Além disso, de acordo com o meteorologista da Emparn,
Gilmar Bistrot, o efeito do El Ninõ no estado está entrando na categoria
“forte” e deve ser classificado como “muito forte” entre outubro e novembro
deste ano. Segundo com Varella, mais de 95% do território potiguar está
inserido no semiárido e, portanto, sujeito aos efeitos da redução das
precipitações associada ao El Niño. A situação do Seridó, no entanto, é
considerada mais delicada pelas condições atuais dos reservatórios.

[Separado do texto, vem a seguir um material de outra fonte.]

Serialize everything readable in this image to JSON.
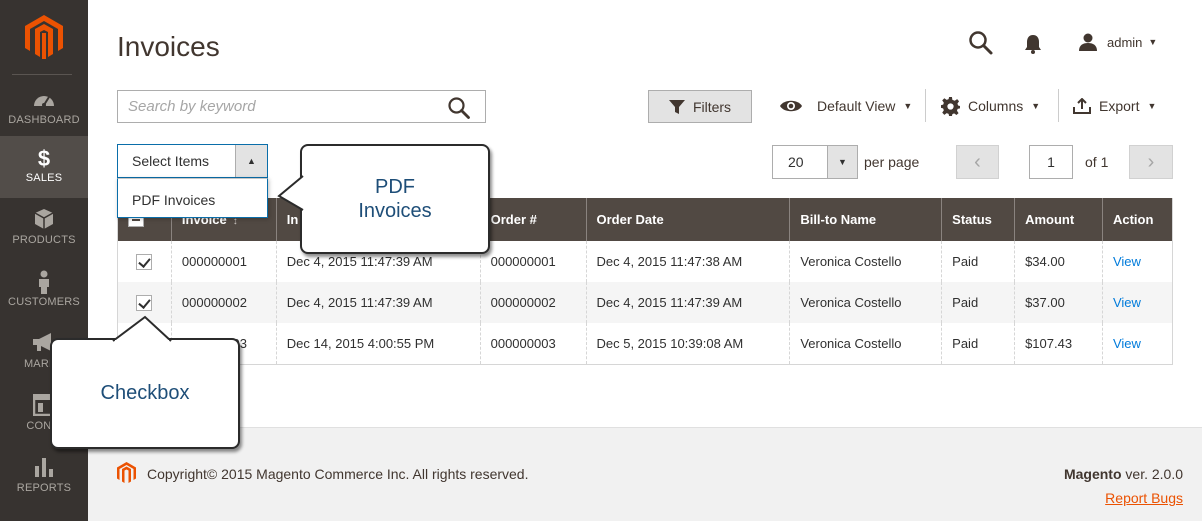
{
  "sidebar": {
    "items": [
      {
        "label": "DASHBOARD",
        "icon": "dashboard-icon"
      },
      {
        "label": "SALES",
        "icon": "dollar-icon"
      },
      {
        "label": "PRODUCTS",
        "icon": "box-icon"
      },
      {
        "label": "CUSTOMERS",
        "icon": "person-icon"
      },
      {
        "label": "MARKE",
        "icon": "megaphone-icon"
      },
      {
        "label": "CONTI",
        "icon": "layout-icon"
      },
      {
        "label": "REPORTS",
        "icon": "bar-chart-icon"
      }
    ],
    "colors": {
      "bg": "#373330",
      "active": "#524d49",
      "logo": "#eb5202"
    }
  },
  "header": {
    "title": "Invoices",
    "user": "admin"
  },
  "search": {
    "placeholder": "Search by keyword",
    "value": ""
  },
  "toolbar": {
    "filters_label": "Filters",
    "view_label": "Default View",
    "columns_label": "Columns",
    "export_label": "Export"
  },
  "mass_action": {
    "label": "Select Items",
    "options": [
      "PDF Invoices"
    ]
  },
  "pagination": {
    "per_page": "20",
    "per_page_label": "per page",
    "page": "1",
    "of_label": "of 1"
  },
  "grid": {
    "columns": [
      "Invoice",
      "In",
      "Order #",
      "Order Date",
      "Bill-to Name",
      "Status",
      "Amount",
      "Action"
    ],
    "rows": [
      {
        "checked": true,
        "invoice": "000000001",
        "invoice_date": "Dec 4, 2015 11:47:39 AM",
        "order": "000000001",
        "order_date": "Dec 4, 2015 11:47:38 AM",
        "bill_to": "Veronica Costello",
        "status": "Paid",
        "amount": "$34.00",
        "action": "View"
      },
      {
        "checked": true,
        "invoice": "000000002",
        "invoice_date": "Dec 4, 2015 11:47:39 AM",
        "order": "000000002",
        "order_date": "Dec 4, 2015 11:47:39 AM",
        "bill_to": "Veronica Costello",
        "status": "Paid",
        "amount": "$37.00",
        "action": "View"
      },
      {
        "checked": false,
        "invoice": "000000003",
        "invoice_date": "Dec 14, 2015 4:00:55 PM",
        "order": "000000003",
        "order_date": "Dec 5, 2015 10:39:08 AM",
        "bill_to": "Veronica Costello",
        "status": "Paid",
        "amount": "$107.43",
        "action": "View"
      }
    ]
  },
  "callouts": {
    "pdf_line1": "PDF",
    "pdf_line2": "Invoices",
    "checkbox": "Checkbox"
  },
  "footer": {
    "copyright": "Copyright© 2015 Magento Commerce Inc. All rights reserved.",
    "brand": "Magento",
    "version": " ver. 2.0.0",
    "report_bugs": "Report Bugs"
  }
}
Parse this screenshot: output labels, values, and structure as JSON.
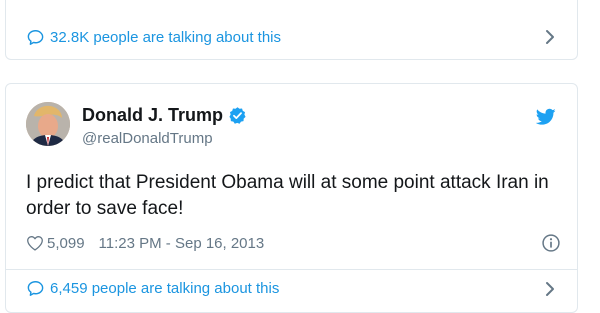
{
  "cards": [
    {
      "talking_text": "32.8K people are talking about this"
    },
    {
      "author": {
        "name": "Donald J. Trump",
        "handle": "@realDonaldTrump",
        "verified": true
      },
      "tweet_text": "I predict that President Obama will at some point attack Iran in order to save face!",
      "likes": "5,099",
      "timestamp": "11:23 PM - Sep 16, 2013",
      "talking_text": "6,459 people are talking about this"
    }
  ],
  "icons": {
    "bubble": "speech-bubble-icon",
    "chevron": "chevron-right-icon",
    "verified": "verified-badge-icon",
    "bird": "twitter-bird-icon",
    "heart": "heart-icon",
    "info": "info-icon"
  },
  "colors": {
    "link": "#1b95e0",
    "muted": "#657786",
    "text": "#14171a",
    "border": "#e1e8ed",
    "twitter_blue": "#1da1f2"
  }
}
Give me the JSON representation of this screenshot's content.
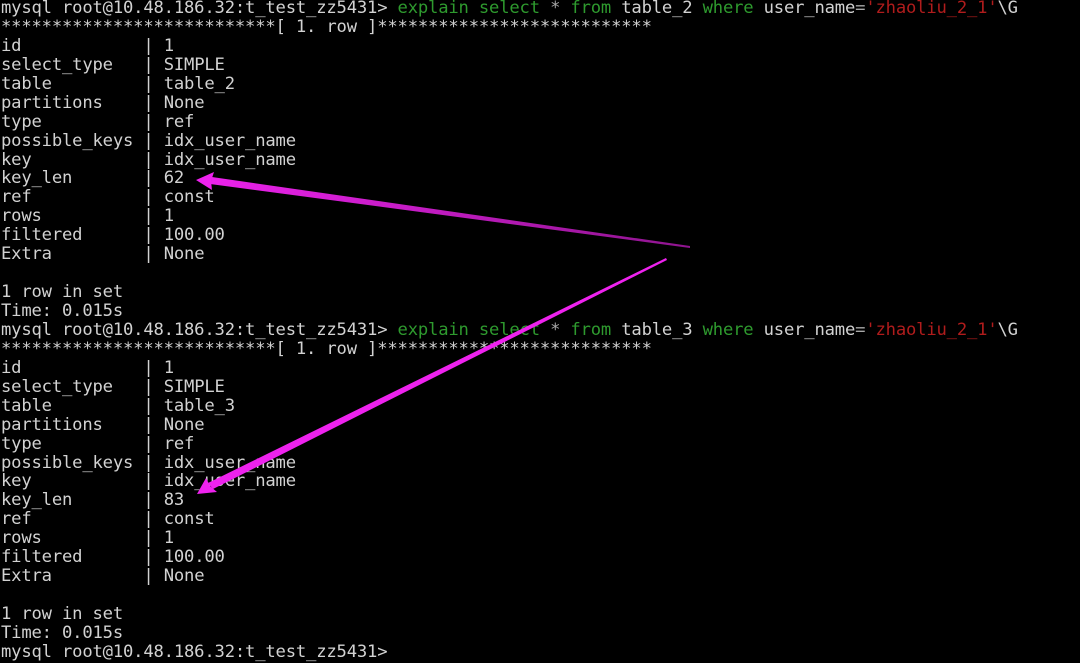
{
  "terminal": {
    "prompt": "mysql root@10.48.186.32:t_test_zz5431>",
    "colors": {
      "background": "#000000",
      "text": "#d2d2d2",
      "keyword": "#2e9a2e",
      "string": "#b01c1c",
      "annotation_arrow": "#ee22ee"
    },
    "queries": [
      {
        "command": {
          "kw1": "explain select",
          "star": "*",
          "kw2": "from",
          "table": "table_2",
          "kw3": "where",
          "column": "user_name=",
          "value": "'zhaoliu_2_1'",
          "terminator": "\\G"
        },
        "row_header": "***************************[ 1. row ]***************************",
        "fields": [
          {
            "name": "id",
            "value": "1"
          },
          {
            "name": "select_type",
            "value": "SIMPLE"
          },
          {
            "name": "table",
            "value": "table_2"
          },
          {
            "name": "partitions",
            "value": "None"
          },
          {
            "name": "type",
            "value": "ref"
          },
          {
            "name": "possible_keys",
            "value": "idx_user_name"
          },
          {
            "name": "key",
            "value": "idx_user_name"
          },
          {
            "name": "key_len",
            "value": "62"
          },
          {
            "name": "ref",
            "value": "const"
          },
          {
            "name": "rows",
            "value": "1"
          },
          {
            "name": "filtered",
            "value": "100.00"
          },
          {
            "name": "Extra",
            "value": "None"
          }
        ],
        "summary": "1 row in set",
        "time": "Time: 0.015s"
      },
      {
        "command": {
          "kw1": "explain select",
          "star": "*",
          "kw2": "from",
          "table": "table_3",
          "kw3": "where",
          "column": "user_name=",
          "value": "'zhaoliu_2_1'",
          "terminator": "\\G"
        },
        "row_header": "***************************[ 1. row ]***************************",
        "fields": [
          {
            "name": "id",
            "value": "1"
          },
          {
            "name": "select_type",
            "value": "SIMPLE"
          },
          {
            "name": "table",
            "value": "table_3"
          },
          {
            "name": "partitions",
            "value": "None"
          },
          {
            "name": "type",
            "value": "ref"
          },
          {
            "name": "possible_keys",
            "value": "idx_user_name"
          },
          {
            "name": "key",
            "value": "idx_user_name"
          },
          {
            "name": "key_len",
            "value": "83"
          },
          {
            "name": "ref",
            "value": "const"
          },
          {
            "name": "rows",
            "value": "1"
          },
          {
            "name": "filtered",
            "value": "100.00"
          },
          {
            "name": "Extra",
            "value": "None"
          }
        ],
        "summary": "1 row in set",
        "time": "Time: 0.015s"
      }
    ],
    "annotations": [
      {
        "type": "arrow-icon",
        "points_to": "key_len 62"
      },
      {
        "type": "arrow-icon",
        "points_to": "key_len 83"
      }
    ]
  }
}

“Dentro da questão da vulnerabilidade, a área do Seridó
aparece como uma área que merece uma atenção especial. Não pela quantidade de
chuva diferenciada em relação aos outros, mas pela recarga dos reservatórios
que foi estabelecida neste ano”, afirmou.
A principal exceção foi a Barragem de Oiticica, que, segundo
o secretário, chegou a 75% de armazenamento. O reservatório tem capacidade para
560 milhões de metros cúbicos. Em outros importantes açudes da região, o
cenário foi diferente.
“Praticamente todo o resto da açudagem potiguar não pegou
água. Os açudes de Gargalheiras, Dourado, Sabugi, Boqueirão de Parelhas,
Esguicho, Passagem das Traíras, Itans, enfim, a açudagem do Seridó teve uma
recarga pífia”, disse Varella.
Segundo o secretário, a expectativa é de que o fenômeno
provoque diminuição das chuvas principalmente no semiárido potiguar, enquanto o
impacto tende a ser menor no litoral leste.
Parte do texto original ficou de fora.